Szpitale tymczasowe to placówki rezerwowe, zostały przygotowane zapobiegawczo, gdyby doszło do pogorszenia sytuacji epidemiologicznej – mówił w piątek minister w KPRM Łukasz Schreiber. Dodał przy tym, że działania zapobiegawcze muszą oznaczać „wyłożenie pewnych środków finansowych”.

Schreiber pytany był w piątek w Polskim Radiu 24 m.in. o doniesienia medialne, że szpital tymczasowy na Stadionie Narodowym generuje olbrzymie koszty, a przyjmuje niewielu pacjentów.

Odpowiedział, że zarówno szpital tymczasowy na Stadionie Narodowym, jak i placówki tymczasowe w innych województwach, to szpitale rezerwowe, „czwartej fali”. – To nie jest zrobione dla niczyjej przyjemności, to jest zrobione zapobiegawczo. (…) Wystarczy dziesięć dni, by sytuacja się np. znacząco pogorszyła, ilość zakażeń znacząco wzrosła – powiedział, dodając, że koronawirus ciągle jest „pewną zagadką”.

– Trzeba sobie zdawać sprawę z jednej zasadniczej rzeczy – tylko działając zapobiegawczo, wyprzedzająco – nawet jeżeli to kosztuje jakieś pieniądze – to jest to robione z myślą o zapewnieniu bezpieczeństwa zdrowotnego Polakom. Co byście państwo powiedzieli na sytuację, w której byśmy tego nie zrobili, w której by doszło do dramatycznego nagłego pogorszenia sytuacji?

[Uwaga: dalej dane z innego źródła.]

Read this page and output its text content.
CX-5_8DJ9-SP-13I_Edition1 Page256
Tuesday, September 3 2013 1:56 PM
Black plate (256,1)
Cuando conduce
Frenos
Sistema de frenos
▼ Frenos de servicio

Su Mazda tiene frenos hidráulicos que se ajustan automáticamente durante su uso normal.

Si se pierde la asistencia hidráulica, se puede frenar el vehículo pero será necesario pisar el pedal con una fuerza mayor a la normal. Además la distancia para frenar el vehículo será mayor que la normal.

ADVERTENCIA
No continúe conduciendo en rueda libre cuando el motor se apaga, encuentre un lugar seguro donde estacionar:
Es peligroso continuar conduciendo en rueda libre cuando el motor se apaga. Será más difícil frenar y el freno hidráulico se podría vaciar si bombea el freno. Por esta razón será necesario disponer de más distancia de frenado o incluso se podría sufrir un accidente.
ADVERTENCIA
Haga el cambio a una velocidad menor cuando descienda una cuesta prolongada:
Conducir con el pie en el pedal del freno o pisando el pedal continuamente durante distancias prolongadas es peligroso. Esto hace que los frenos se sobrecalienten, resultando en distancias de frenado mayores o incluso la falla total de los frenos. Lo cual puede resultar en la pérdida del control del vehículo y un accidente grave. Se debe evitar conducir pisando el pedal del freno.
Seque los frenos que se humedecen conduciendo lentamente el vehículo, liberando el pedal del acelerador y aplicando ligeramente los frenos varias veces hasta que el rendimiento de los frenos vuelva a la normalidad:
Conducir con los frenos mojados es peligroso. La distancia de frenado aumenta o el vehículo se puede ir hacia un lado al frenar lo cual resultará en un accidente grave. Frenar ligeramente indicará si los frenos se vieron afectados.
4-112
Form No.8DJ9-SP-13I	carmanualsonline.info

A w dziesięć dni tego wszystkiego by się nie dało zrobić – podkreślił.

Według Schreibera gdyby doszło do takiej sytuacji, wszyscy by uważali, „że rząd zachował się fatalnie”, bo nie podjął działań zapobiegawczych.

Zwrócił również uwagę, że przygotowanie „czwartej linii osłony” na wypadek sytuacji, „w której de facto ilość zakażeń przekracza 30 tys. dziennie, musi prowadzić także do wyłożenia pewnych środków finansowych”. – Jeśli ktoś tego nie jest w stanie zrozumieć, to znaczy że naprawdę nie nadaje się, by cokolwiek komentować – dodał.

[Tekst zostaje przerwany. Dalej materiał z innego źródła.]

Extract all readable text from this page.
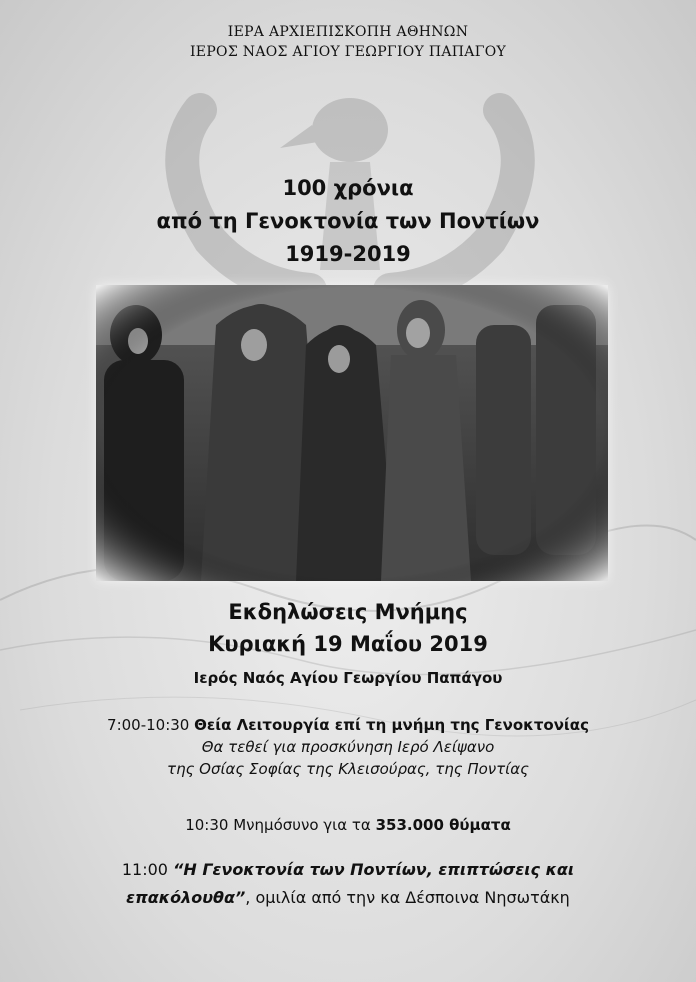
ΙΕΡΑ ΑΡΧΙΕΠΙΣΚΟΠΗ ΑΘΗΝΩΝ
ΙΕΡΟΣ ΝΑΟΣ ΑΓΙΟΥ ΓΕΩΡΓΙΟΥ ΠΑΠΑΓΟΥ
100 χρόνια
από τη Γενοκτονία των Ποντίων
1919-2019
Εκδηλώσεις Μνήμης
Κυριακή 19 Μαΐου 2019
Ιερός Ναός Αγίου Γεωργίου Παπάγου
7:00-10:30 Θεία Λειτουργία επί τη μνήμη της Γενοκτονίας
Θα τεθεί για προσκύνηση Ιερό Λείψανο
της Οσίας Σοφίας της Κλεισούρας, της Ποντίας
10:30 Μνημόσυνο για τα 353.000 θύματα
11:00 “Η Γενοκτονία των Ποντίων, επιπτώσεις και
επακόλουθα”, ομιλία από την κα Δέσποινα Νησωτάκη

Schreiber powiedział, że rząd ma obecnie dwa główne cele: uniknąć sytuacji, jaka miała miejsce w niektórych krajach Europy Zachodniej, że „ludzie będą umierali na ulicach, szpitale nie będą w stanie ich przyjmować” oraz chronić gospodarkę, uniknąć ubóstwa i braku miejsc pracy.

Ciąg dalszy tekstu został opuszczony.